I’m not unbiased when Cecil Taylor is implicated. He’s an absolute hero and a big influence on my own guitar (!) protocols. But the imperative at this juncture is trying to somehow illustrate what he conjured up – together with William Parker and Masashi Harada – in CT: The Dance Project, a set recorded in 1990 at the Akademie der Künste in Berlin during the Summer Music concert series. As pointless as underlining the merits and the careers of the involved parties might appear, the exceptional meshing of technical adroitness and physical boldness that this performance offers is something to literally contemplate and remain astonished at. Following a classic Taylor approach – utterances and exclamations preceding the contact with the instruments – the trio launches a succession of purposeful explorations of dynamics, immediately acclimatizing to the live environment (which of course featured a dance act on the stage) and eliciting a chain of reciprocal visceral responses from the musicians, who move across the borders of a murderous elegance to arrive at the perfect synthesis of bodily expression and meaningful eloquence. Intellectualism is thoroughly annihilated, Taylor’s fragmented fluency shifting the centre of attention between persistence and venomous ardour, Parker confident and perspicacious at once, Harada only apparently in the background yet ready to let his influence be felt without any need of sounding thunderous.

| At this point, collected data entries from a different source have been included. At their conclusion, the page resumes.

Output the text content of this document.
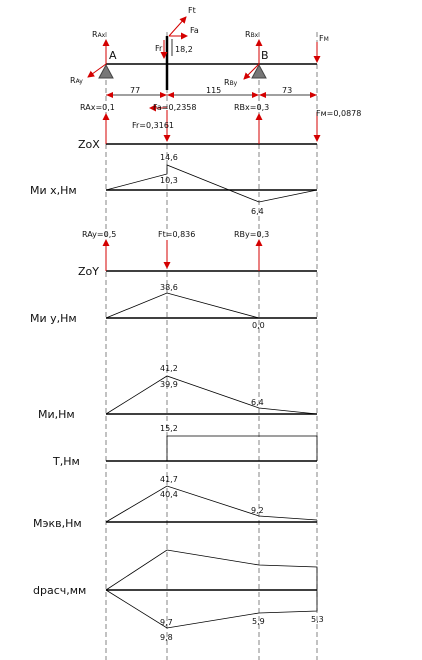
A	B
RAx
RAy
RBx
RBy
Ft
Fa
Fr
FM
18,2
77	115	73
RAx=0,1	Fa=0,2358	RBx=0,3
Fr=0,3161
Fм=0,0878
ZoX
14,6
10,3
6,4
Ми x,Нм
RAy=0,5	Ft=0,836	RBy=0,3
ZoY
38,6
0,0
Ми y,Нм
41,2
39,9
6,4
Ми,Нм
15,2
Т,Нм
41,7
40,4
9,2
Мэкв,Нм
9,7
9,8
5,9	5,3
dрасч,мм
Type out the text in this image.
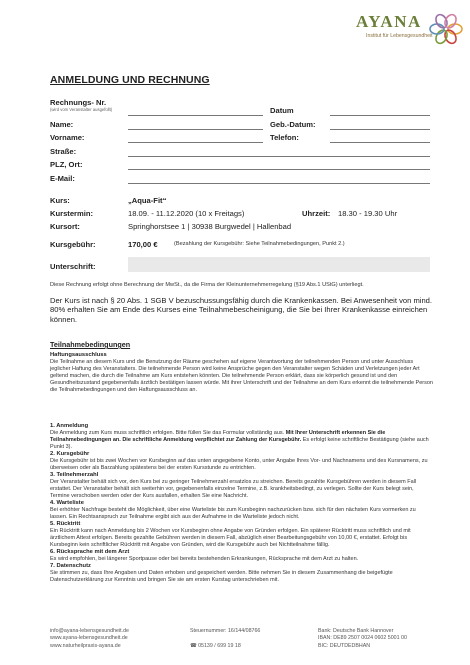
AYANA
Institut für Lebensgesundheit
ANMELDUNG UND RECHNUNG
Rechnungs- Nr.
(wird vom Veranstalter ausgefüllt)	Datum
Name:	Geb.-Datum:
Vorname:	Telefon:
Straße:
PLZ, Ort:
E-Mail:
Kurs:	„Aqua-Fit“
Kurstermin:	18.09. - 11.12.2020 (10 x Freitags)	Uhrzeit: 18.30 - 19.30 Uhr
Kursort:	Springhorstsee 1 | 30938 Burgwedel | Hallenbad
Kursgebühr:	170,00 €	(Bezahlung der Kursgebühr: Siehe Teilnahmebedingungen, Punkt 2.)
Unterschrift:
Diese Rechnung erfolgt ohne Berechnung der MwSt., da die Firma der Kleinunternehmerregelung (§19 Abs.1 UStG) unterliegt.
Der Kurs ist nach § 20 Abs. 1 SGB V bezuschussungsfähig durch die Krankenkassen. Bei Anwesenheit von mind. 80% erhalten Sie am Ende des Kurses eine Teilnahmebescheinigung, die Sie bei Ihrer Krankenkasse einreichen können.
Teilnahmebedingungen
Haftungsausschluss
Die Teilnahme an diesem Kurs und die Benutzung der Räume geschehen auf eigene Verantwortung der teilnehmenden Person und unter Ausschluss jeglicher Haftung des Veranstalters. Die teilnehmende Person wird keine Ansprüche gegen den Veranstalter wegen Schäden und Verletzungen jeder Art geltend machen, die durch die Teilnahme am Kurs entstehen könnten. Die teilnehmende Person erklärt, dass sie körperlich gesund ist und den Gesundheitszustand gegebenenfalls ärztlich bestätigen lassen würde. Mit ihrer Unterschrift und der Teilnahme an dem Kurs erkennt die teilnehmende Person die Teilnahmebedingungen und den Haftungsausschluss an.
1. Anmeldung
Die Anmeldung zum Kurs muss schriftlich erfolgen. Bitte füllen Sie das Formular vollständig aus. Mit Ihrer Unterschrift erkennen Sie die Teilnahmebedingungen an. Die schriftliche Anmeldung verpflichtet zur Zahlung der Kursgebühr. Es erfolgt keine schriftliche Bestätigung (siehe auch Punkt 3).
2. Kursgebühr
Die Kursgebühr ist bis zwei Wochen vor Kursbeginn auf das unten angegebene Konto, unter Angabe Ihres Vor- und Nachnamens und des Kursnamens, zu überweisen oder als Barzahlung spätestens bei der ersten Kursstunde zu entrichten.
3. Teilnehmerzahl
Der Veranstalter behält sich vor, den Kurs bei zu geringer Teilnehmerzahl ersatzlos zu streichen. Bereits gezahlte Kursgebühren werden in diesem Fall erstattet. Der Veranstalter behält sich weiterhin vor, gegebenenfalls einzelne Termine, z.B. krankheitsbedingt, zu verlegen. Sollte der Kurs belegt sein, Termine verschoben werden oder der Kurs ausfallen, erhalten Sie eine Nachricht.
4. Warteliste
Bei erhöhter Nachfrage besteht die Möglichkeit, über eine Warteliste bis zum Kursbeginn nachzurücken bzw. sich für den nächsten Kurs vormerken zu lassen. Ein Rechtsanspruch zur Teilnahme ergibt sich aus der Aufnahme in die Warteliste jedoch nicht.
5. Rücktritt
Ein Rücktritt kann nach Anmeldung bis 2 Wochen vor Kursbeginn ohne Angabe von Gründen erfolgen. Ein späterer Rücktritt muss schriftlich und mit ärztlichem Attest erfolgen. Bereits gezahlte Gebühren werden in diesem Fall, abzüglich einer Bearbeitungsgebühr von 10,00 €, erstattet. Erfolgt bis Kursbeginn kein schriftlicher Rücktritt mit Angabe von Gründen, wird die Kursgebühr auch bei Nichtteilnahme fällig.
6. Rücksprache mit dem Arzt
Es wird empfohlen, bei längerer Sportpause oder bei bereits bestehenden Erkrankungen, Rücksprache mit dem Arzt zu halten.
7. Datenschutz
Sie stimmen zu, dass Ihre Angaben und Daten erhoben und gespeichert werden. Bitte nehmen Sie in diesem Zusammenhang die beigefügte Datenschutzerklärung zur Kenntnis und bringen Sie sie am ersten Kurstag unterschrieben mit.
info@ayana-lebensgesundheit.de
www.ayana-lebensgesundheit.de
www.naturheilpraxis-ayana.de
Steuernummer: 16/144/08766

☎ 05139 / 699 19 18
Bank: Deutsche Bank Hannover
IBAN: DE89 2507 0024 0602 5001 00
BIC: DEUTDEDBHAN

Talking about greats, Alexander Von Schlippenbach’s Piano Solo ’77 was taped in a basement set up as a studio by Gebers himself, a windowless cellar where the pianist got the chance to “really focus, pushing my playing forward and taking myself right to the edge”, referring to his improvisational capabilities. Now, if there’s a recording where Von Schlippenbach can be heard unashamedly punching holes through the keyboard, this must be it. The pianism is often on the verge of utter fury but maintains an inexhaustible lucidity that snatches the music from the jaws of pandemonium, absurdly discordant patterns and detrimental-to-normality contrapuntal shapes intersecting and self-reproducing in a continuous (ir)rationalization of artistic doggedness. The commitment, the magnetism, the total involvement emerging from this set is directly proportional to the listener’s will to accept the concept of being beleaguered by a pouring energy, the active principle of a style whose evolution has brought several stellar albums over three subsequent decades, just like the recent Friulian Sketches on Psi. Still, the raw eminence of this aggressive soliloquy would be hard to duplicate by today’s pretenders banging away at our exasperation.

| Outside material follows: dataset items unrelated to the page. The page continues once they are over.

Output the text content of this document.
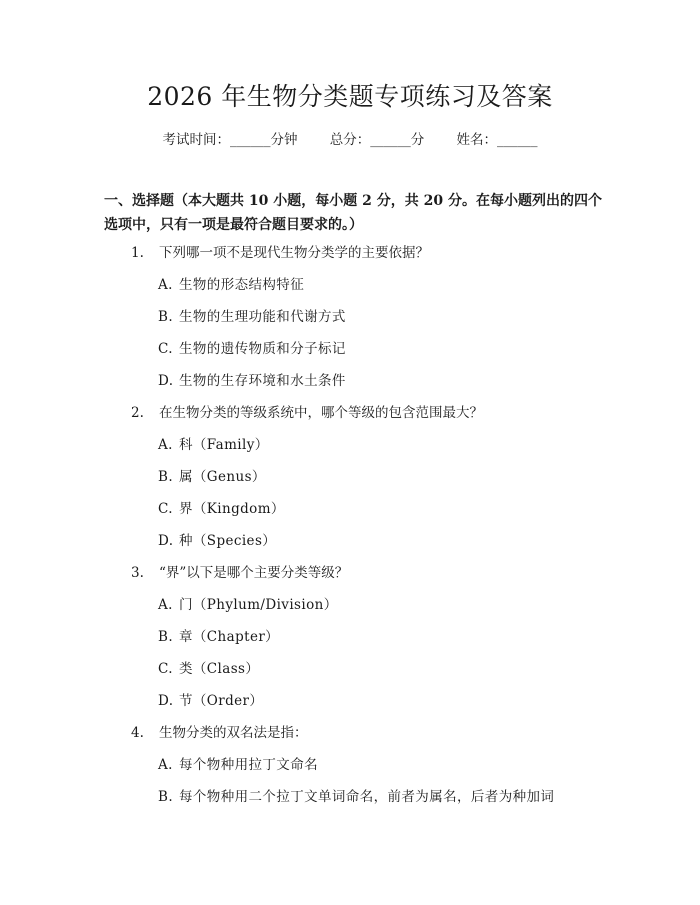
2026 年生物分类题专项练习及答案
考试时间：______分钟 总分：______分 姓名：______
一、选择题（本大题共 10 小题，每小题 2 分，共 20 分。在每小题列出的四个选项中，只有一项是最符合题目要求的。）
1. 下列哪一项不是现代生物分类学的主要依据？
A. 生物的形态结构特征
B. 生物的生理功能和代谢方式
C. 生物的遗传物质和分子标记
D. 生物的生存环境和水土条件
2. 在生物分类的等级系统中，哪个等级的包含范围最大？
A. 科（Family）
B. 属（Genus）
C. 界（Kingdom）
D. 种（Species）
3. “界”以下是哪个主要分类等级？
A. 门（Phylum/Division）
B. 章（Chapter）
C. 类（Class）
D. 节（Order）
4. 生物分类的双名法是指：
A. 每个物种用拉丁文命名
B. 每个物种用二个拉丁文单词命名，前者为属名，后者为种加词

With all the due respect – because the guy is an old associate of the clan – I’ve never managed to truly appreciate Olaf Rupp’s technique whenever the occasion arose to evaluate his output. Whiteout is the first attempt on an electric axe – a Fender Stratocaster played in a vertical position on Olaf’s laps – and a honest one too, regardless of the presence of a number of not excessively precious tracks (sorry, I hardly identify with those jangling overdriven mega-clusters which saturate the headphones, destroying the fine details by drowning them in a jumble of noise). On the contrary, when Rupp puts the fingers in trickle-and-dribble mode he generates cascades of scintillating harmonics and minuscule glitzy notes which constitute the most solid asset of an admittedly unsympathetic approach. A world difficult to penetrate, despite the use of the best mental flexibility available; the promise is to try again, as repeated listens didn’t reveal anything that could cause a change of perspective for the moment.

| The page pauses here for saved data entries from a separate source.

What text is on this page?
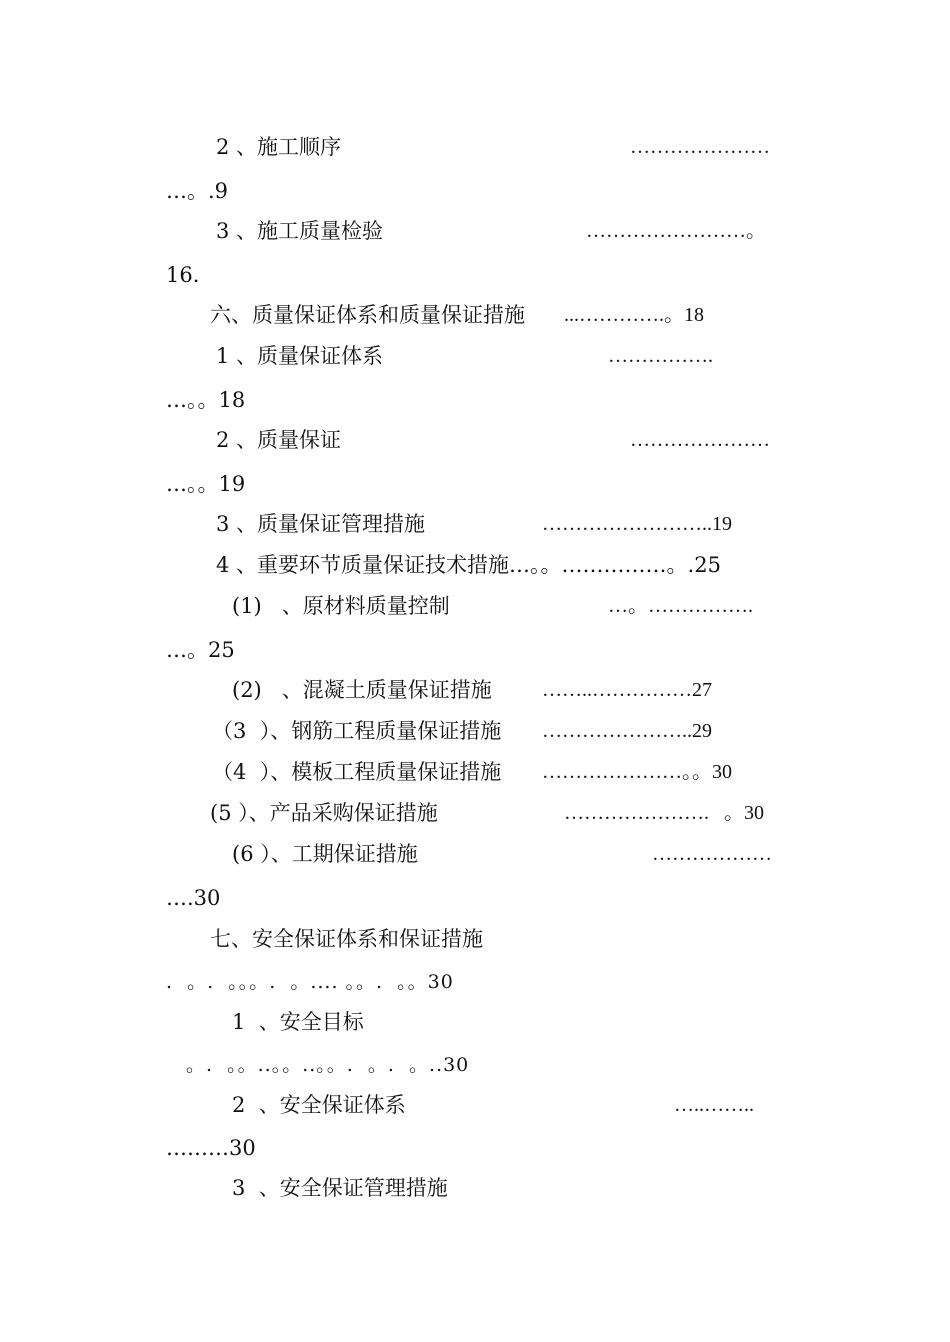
2 、施工顺序	…………………
…。.9
3 、施工质量检验	……………………。
16.
六、质量保证体系和质量保证措施 ...………….。18
1 、质量保证体系	…………….
…。。18
2 、质量保证	…………………
…。。19
3 、质量保证管理措施	……………………..19
4 、重要环节质量保证技术措施…。。……………。.25
(1)   、原材料质量控制	…。…………….
…。25
(2)   、混凝土质量保证措施	……..……………27
（3  ）、钢筋工程质量保证措施 …………………..29
（4  ）、模板工程质量保证措施 …………………。。30
(5 ）、产品采购保证措施	………………….   。30
(6 ）、工期保证措施	………………
….30
七、安全保证体系和保证措施
.  。.  。。。.  。.... 。。.  。。30
1  、安全目标
。.  。。..。。..。。.  。.  。..30
2  、安全保证体系	…..……..
………30
3  、安全保证管理措施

The late Peter Kowald’s off-the-cuff creativity is also evidenced in an unaccompanied release, Open Secrets, captured on tape in 1988 at FMP Studios. This is not an easy assessment of a record for a reviewer to do. We’re listening to one of the finest double bassist of the last 40 years, a man whose integrity is totally out of question, a technique allowing him to generate what the liners rightly define as “bass sculptures”. Indeed the nine chapters of this CD explore the imperceptible deformities of instrumental nimbleness quite deeply, the modest virtuoso extracting juices of significance even from a connection of fairly regular if unpredictable (from the point of view of a “tonality”) plucked lines. Kowald’s aesthetic pledge is explicated by the unique crossing of arco and glissando that characterize the title track, for which finding a resemblance to whatever else is next to impossible. On the other hand, the pictorial qualities of the large part of this music, in conjunction with the ever-lucid articulation of the artist’s creative notion, aren’t in any case enough to elevate this job to the level of masterpieces such as John Eckhardt’s Xylobiont or Paul Rogers’ Listen. This comes from over two decades ago, though – don’t you ever forget. It is by all means an appealing collection, required listening for any serious practiser (or plain lover) of this colossal instrument.